1Postdoctoral Station of Civil Engineering, Chongqing University, Chongqing 400030, China
2Shaanxi Key Laboratory of Safety and Durability of Concrete Structures, Xijing University, Xi'an 710123, China
3School of Civil Engineering, Xi’an University of Architecture and Technology, Xi’an 710123, China

Correspondence should be addressed to Shan Gao; nc.ude.tih@nahsoag

Received 22 August 2017; Revised 24 October 2017; Accepted 1 November 2017; Published 24 January 2018

Academic Editor: John Mander

Copyright © 2018 Shan Gao and Sheliang Wang. This is an open access article distributed under the Creative Commons Attribution License, which permits unrestricted use, distribution, and reproduction in any medium, provided the original work is properly cited.

Abstract

As the antenna-supporting structures, latticed telecommunication steel towers are considered as critical members of telecommunication infrastructures. It is necessary to perform progressive collapse analysis of lattice telecommunication towers under wind loads. The present study conducts a nonlinear dynamic analysis on 50 m high typical standard latticed telecommunication tripole tower and angle tower by alternative load path method. The finite element models for two towers subjected to design wind loads are developed by ABAQUS. The analysis results show that, for 50 m high standard tripole tower, the member failure in the first three tower sections from tower top would not trigger the collapse of the tower.

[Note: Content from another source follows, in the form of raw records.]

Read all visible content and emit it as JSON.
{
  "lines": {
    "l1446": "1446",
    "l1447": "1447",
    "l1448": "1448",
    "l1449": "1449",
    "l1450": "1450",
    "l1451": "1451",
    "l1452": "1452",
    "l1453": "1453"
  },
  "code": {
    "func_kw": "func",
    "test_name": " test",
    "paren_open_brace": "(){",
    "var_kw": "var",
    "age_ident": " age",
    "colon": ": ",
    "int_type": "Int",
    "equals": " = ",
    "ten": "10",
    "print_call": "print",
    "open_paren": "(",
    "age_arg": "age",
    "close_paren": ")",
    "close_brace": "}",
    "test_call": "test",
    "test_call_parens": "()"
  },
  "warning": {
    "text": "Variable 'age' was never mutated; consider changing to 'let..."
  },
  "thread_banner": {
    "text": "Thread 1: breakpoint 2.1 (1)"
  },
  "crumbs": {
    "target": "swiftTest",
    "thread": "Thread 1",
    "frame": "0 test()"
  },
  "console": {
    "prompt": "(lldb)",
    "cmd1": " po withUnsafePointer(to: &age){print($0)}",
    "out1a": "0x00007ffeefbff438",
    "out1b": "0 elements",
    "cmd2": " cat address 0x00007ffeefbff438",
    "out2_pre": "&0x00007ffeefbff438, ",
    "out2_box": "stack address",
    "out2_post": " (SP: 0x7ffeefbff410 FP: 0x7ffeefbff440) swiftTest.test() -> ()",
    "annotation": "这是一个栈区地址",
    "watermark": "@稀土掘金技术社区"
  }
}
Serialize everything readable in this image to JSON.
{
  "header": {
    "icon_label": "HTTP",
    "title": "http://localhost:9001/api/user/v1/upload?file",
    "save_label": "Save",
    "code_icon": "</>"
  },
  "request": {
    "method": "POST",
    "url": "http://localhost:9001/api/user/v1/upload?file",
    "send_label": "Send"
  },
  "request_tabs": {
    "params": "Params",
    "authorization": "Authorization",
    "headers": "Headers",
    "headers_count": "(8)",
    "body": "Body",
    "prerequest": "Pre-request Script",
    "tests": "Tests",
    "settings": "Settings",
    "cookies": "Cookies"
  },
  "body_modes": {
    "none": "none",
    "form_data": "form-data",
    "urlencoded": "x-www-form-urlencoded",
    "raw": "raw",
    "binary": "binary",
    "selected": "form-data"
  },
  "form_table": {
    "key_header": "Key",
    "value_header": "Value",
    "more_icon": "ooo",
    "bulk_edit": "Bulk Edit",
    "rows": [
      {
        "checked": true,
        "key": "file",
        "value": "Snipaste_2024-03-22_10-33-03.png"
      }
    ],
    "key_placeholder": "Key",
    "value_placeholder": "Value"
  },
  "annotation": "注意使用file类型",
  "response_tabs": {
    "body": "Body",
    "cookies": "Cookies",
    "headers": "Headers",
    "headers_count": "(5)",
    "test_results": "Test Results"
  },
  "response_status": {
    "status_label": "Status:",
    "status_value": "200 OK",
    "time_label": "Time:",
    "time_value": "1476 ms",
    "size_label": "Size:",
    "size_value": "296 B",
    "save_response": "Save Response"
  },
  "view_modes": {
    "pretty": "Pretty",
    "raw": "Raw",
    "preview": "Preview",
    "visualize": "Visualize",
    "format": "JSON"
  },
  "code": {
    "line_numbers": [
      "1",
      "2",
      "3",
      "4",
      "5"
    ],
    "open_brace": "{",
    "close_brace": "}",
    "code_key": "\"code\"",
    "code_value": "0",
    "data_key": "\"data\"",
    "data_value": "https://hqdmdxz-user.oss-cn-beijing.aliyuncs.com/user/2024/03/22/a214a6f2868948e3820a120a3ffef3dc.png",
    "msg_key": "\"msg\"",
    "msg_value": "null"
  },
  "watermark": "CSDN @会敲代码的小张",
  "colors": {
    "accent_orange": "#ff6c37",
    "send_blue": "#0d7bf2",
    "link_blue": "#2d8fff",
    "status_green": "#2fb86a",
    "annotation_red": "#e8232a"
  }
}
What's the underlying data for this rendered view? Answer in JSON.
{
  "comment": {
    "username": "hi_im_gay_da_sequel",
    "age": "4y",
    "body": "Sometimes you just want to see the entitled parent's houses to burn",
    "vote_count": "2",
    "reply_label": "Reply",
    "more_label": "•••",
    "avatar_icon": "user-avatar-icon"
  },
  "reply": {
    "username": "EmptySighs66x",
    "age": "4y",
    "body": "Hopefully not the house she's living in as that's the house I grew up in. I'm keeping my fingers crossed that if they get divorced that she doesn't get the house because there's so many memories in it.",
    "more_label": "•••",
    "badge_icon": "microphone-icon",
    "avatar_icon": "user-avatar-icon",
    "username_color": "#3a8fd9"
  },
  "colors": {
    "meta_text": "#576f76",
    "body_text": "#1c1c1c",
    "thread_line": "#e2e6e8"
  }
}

From the fourth tower section to tower bottom, the member failure at certain wind direction may cause a collapse. For 50 m high standard angle tower, the single member failure in any tower section would not cause the collapse of the tower. A dynamic sensitivity index is proposed to identify the most unfavorable wind direction for tripole tower and angle tower. A progressive collapse fragile curve based on collapse probability of telecommunication tower under wind loads is proposed to assess the anticollapse performance of the towers.